I'm in the market for a new notebook PC, and I want something capable of high-quality music playback, through headphones... In my (somewhat limited) experience, CD playback sounds like crap when run through the built-in headphone outputs of notebook computers. (Apple Powerbook G4, Sony VIAO) Even marginal-quality MP3s played on my inexpensive iRiver MP3 player, put the notebook's CD playback to shame.

Are there any notebooks out there with acceptably good built-in headphone outputs? If not, what are the best options for headphone users? PCMCIA cards? Portable, external, USB sound cards or DACs (that don't require an AC outlet)?

I'm interested in CD, MP3, and DVD playback. Would an external DAC (like the "Waveterminal U24" that I've read about on this forum) prohibit playback of compressed music (MP3s), DVDs, video games, system sounds, or any other computer audio that I might use?

Right now, I'm considering the 'Soundblaster Audigy2 Z5' PCMCIA card. But, I'm somewhat biased against Creative, so I'd prefer to go with another option if there are better (affordable) alternatives. I'm looking for something that DOES NOT plug in to the wall, but can run off laptop battery power, and still provide enough juice to adequately power my headphones. (Sennheiser HD650, and Sony MDR-EX71SL earbuds)

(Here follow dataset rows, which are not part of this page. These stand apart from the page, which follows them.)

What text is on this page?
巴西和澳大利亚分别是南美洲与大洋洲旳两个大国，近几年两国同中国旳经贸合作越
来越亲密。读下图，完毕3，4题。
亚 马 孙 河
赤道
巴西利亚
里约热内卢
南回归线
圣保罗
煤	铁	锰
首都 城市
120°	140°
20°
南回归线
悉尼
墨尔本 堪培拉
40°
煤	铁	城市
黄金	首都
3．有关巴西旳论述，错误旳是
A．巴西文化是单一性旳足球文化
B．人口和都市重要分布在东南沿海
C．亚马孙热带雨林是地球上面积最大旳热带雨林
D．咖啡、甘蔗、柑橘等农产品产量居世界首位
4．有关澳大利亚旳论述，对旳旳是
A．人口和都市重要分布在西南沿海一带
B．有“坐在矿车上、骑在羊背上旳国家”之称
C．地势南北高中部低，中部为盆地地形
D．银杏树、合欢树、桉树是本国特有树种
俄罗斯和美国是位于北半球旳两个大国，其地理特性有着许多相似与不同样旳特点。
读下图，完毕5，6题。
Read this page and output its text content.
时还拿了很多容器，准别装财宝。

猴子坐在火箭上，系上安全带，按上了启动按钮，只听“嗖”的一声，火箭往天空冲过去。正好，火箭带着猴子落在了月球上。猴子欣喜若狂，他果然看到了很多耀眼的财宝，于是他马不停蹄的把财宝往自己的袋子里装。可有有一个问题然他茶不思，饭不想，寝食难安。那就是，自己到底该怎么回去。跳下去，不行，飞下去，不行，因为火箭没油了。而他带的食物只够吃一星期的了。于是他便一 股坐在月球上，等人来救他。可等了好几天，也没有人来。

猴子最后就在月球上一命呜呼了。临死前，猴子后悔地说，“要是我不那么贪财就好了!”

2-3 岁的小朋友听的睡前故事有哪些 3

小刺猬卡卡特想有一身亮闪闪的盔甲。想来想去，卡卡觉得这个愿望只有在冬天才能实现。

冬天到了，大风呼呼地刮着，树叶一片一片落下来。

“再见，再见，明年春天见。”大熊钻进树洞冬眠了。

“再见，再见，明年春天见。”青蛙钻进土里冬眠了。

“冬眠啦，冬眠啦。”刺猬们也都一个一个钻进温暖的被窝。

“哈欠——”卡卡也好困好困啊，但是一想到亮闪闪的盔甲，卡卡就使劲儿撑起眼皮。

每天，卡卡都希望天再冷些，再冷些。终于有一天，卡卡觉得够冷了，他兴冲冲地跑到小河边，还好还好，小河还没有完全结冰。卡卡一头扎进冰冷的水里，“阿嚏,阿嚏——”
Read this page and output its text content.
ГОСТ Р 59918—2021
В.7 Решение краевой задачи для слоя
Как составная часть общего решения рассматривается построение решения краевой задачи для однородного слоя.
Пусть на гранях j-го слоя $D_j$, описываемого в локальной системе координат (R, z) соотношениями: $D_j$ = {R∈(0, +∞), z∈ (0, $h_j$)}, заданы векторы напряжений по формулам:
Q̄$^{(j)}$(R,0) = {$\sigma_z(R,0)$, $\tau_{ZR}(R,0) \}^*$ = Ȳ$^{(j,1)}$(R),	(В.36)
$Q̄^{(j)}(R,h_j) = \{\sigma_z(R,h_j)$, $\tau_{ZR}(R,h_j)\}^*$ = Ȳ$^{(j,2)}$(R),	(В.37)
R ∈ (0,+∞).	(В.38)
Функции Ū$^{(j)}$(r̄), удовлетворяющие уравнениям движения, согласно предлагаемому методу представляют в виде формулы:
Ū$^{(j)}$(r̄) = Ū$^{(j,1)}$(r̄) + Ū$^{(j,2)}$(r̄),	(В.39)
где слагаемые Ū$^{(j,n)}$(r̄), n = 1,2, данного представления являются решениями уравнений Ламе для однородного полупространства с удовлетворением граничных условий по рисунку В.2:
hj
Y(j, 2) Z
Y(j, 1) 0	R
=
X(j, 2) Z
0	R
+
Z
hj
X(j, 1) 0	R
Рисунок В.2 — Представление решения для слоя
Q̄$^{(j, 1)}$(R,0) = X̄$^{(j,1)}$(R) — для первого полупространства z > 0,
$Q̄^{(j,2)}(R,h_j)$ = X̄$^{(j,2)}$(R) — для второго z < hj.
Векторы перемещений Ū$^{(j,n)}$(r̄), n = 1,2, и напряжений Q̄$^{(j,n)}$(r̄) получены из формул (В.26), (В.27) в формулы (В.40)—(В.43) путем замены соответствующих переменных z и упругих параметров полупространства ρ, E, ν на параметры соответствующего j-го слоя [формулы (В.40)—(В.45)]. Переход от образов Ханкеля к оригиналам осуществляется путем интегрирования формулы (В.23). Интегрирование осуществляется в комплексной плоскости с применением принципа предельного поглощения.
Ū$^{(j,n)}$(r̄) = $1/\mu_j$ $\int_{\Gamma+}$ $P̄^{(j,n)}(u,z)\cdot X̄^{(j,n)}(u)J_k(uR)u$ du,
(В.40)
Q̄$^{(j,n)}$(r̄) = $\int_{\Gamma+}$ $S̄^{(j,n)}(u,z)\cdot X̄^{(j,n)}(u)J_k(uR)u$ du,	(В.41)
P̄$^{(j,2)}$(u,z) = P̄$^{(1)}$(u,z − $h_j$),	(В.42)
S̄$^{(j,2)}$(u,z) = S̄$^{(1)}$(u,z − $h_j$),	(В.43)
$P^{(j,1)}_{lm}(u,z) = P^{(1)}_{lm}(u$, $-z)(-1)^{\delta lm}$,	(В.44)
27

Any help, advice, or recommendations will be greatly appreciated! Thanks.
listen_hear

Showing 1 response by swampwalker

Try the M-audio sound card and any one of many portable amps that you read lots about on http://www.head-fi.org. They have an entire forum devoted to computer-based audio and another on headphone amps. SR-71 by Ray Samuels is one portable by a guy with excellent rep for customer support AND some real audio cred (rave review of sota phono stage in current S'phile, FWIW).